SAÚDE BUCAL EM FOCO

O blog do Prof. Rodrigo Bueno de Moraes é um canal aberto à discussão sobre as questões da saúde bucal e sobre a relevância dos temas da saúde para o cotidiano e a qualidade de vida.

12.9.06

Programa de Governo e Propostas para a saúde(II)

3-) HELOISA HELENA (PSOL)
(maiores detalhes pelo www.psol.org.br)
O programa do partido de Heloísa Helena pretende investir na saúde pública, dando vez a um plano que prevê uma medicina gratuita e eficiente para todos,.incluindo a educação para a saúde de base.
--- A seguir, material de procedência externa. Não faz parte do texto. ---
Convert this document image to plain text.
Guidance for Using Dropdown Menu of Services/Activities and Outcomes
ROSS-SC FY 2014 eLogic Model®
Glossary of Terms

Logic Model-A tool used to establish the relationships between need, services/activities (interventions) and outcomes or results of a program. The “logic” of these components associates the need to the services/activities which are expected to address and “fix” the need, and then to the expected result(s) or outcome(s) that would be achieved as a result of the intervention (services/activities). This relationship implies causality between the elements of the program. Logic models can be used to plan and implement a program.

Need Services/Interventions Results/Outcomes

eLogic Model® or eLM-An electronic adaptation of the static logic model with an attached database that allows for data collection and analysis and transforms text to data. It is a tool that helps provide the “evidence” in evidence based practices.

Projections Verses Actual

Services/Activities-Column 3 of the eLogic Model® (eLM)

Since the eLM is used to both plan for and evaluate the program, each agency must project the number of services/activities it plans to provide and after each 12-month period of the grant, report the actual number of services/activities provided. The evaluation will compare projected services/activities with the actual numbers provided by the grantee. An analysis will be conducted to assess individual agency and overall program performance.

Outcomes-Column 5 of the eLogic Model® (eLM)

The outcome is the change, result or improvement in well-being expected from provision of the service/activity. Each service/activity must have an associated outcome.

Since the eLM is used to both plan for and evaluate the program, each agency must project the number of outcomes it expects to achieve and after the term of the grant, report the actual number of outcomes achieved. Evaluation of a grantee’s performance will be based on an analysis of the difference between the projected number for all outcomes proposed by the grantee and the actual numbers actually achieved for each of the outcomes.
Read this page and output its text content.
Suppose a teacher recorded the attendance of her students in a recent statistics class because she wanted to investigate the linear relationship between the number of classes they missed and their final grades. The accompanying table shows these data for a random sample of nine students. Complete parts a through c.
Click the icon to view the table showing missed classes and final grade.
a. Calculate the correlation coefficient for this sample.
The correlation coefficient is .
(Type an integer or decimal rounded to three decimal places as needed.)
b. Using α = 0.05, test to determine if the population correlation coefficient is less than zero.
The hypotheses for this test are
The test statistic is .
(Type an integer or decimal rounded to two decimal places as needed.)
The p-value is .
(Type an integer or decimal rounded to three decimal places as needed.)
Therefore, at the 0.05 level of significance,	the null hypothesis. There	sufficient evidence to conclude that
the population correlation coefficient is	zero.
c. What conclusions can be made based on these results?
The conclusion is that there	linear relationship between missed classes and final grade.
4-) CRISTOVÃO BUARQUE (PDT)
(maiores detalhes pelo www.pdt.org.br)
É indiscutível o fato de que os investimentos em saúde só produzem resultados satisfatórios quando, simultaneamente, a sociedade investe recursos na melhoria da qualidade de vida da população, vale dizer, em saneamento básico, educação, alimentação, habitação, condições gerais de trabalho e realiza uma política justa de distribuição da renda. em síntese, as políticas sociais são interdependentes e os recursos destinados à saúde devem corresponder aos níveis impostos pela estrutura de gastos referentes ao estágio de desenvolvimento do país.

O sistema de saúde deve ser universal e funcionar de maneira permanente. O Sistema Único de Saúde, idealizado com o objetivo correto de universalizar o acesso à saúde, transformou-se na prática, num obstáculo à sua realização com a transferência dos recursos públicos destinados ao atendimento das populações de baixa renda para a iniciativa privada. Dados do IBGE estimam que em 1991 cerca de 80% dos gastos do INAMPS com internações destinaram-se à rede privada. Ao lado das fraudes incontroláveis decorrentes desta nefasta simbiose entre o dinheiro público e a atividade particular na área da saúde, esses procedimentos reduziram drasticamente o financiamento da rede pública relegando à ociosidade o equipamento médico-hospitalar construído pelo Estado ao longo do tempo, com enormes prejuízos para a nação. O desperdício, no setor, levou à falência a própria Previdência Social, responsável, em grande parte, pelo seu custeio. O Sistema Único de Saúde, para viabilizar-se, precisa ser implantado de modo a corrigir essas intoleráveis distorções, deixando, Estados e Municípios de exercerem a função de simples repassadores de recursos públicos para terceiros, envolvendo-se na teia de cumplicidade em que se transformou o Sistema.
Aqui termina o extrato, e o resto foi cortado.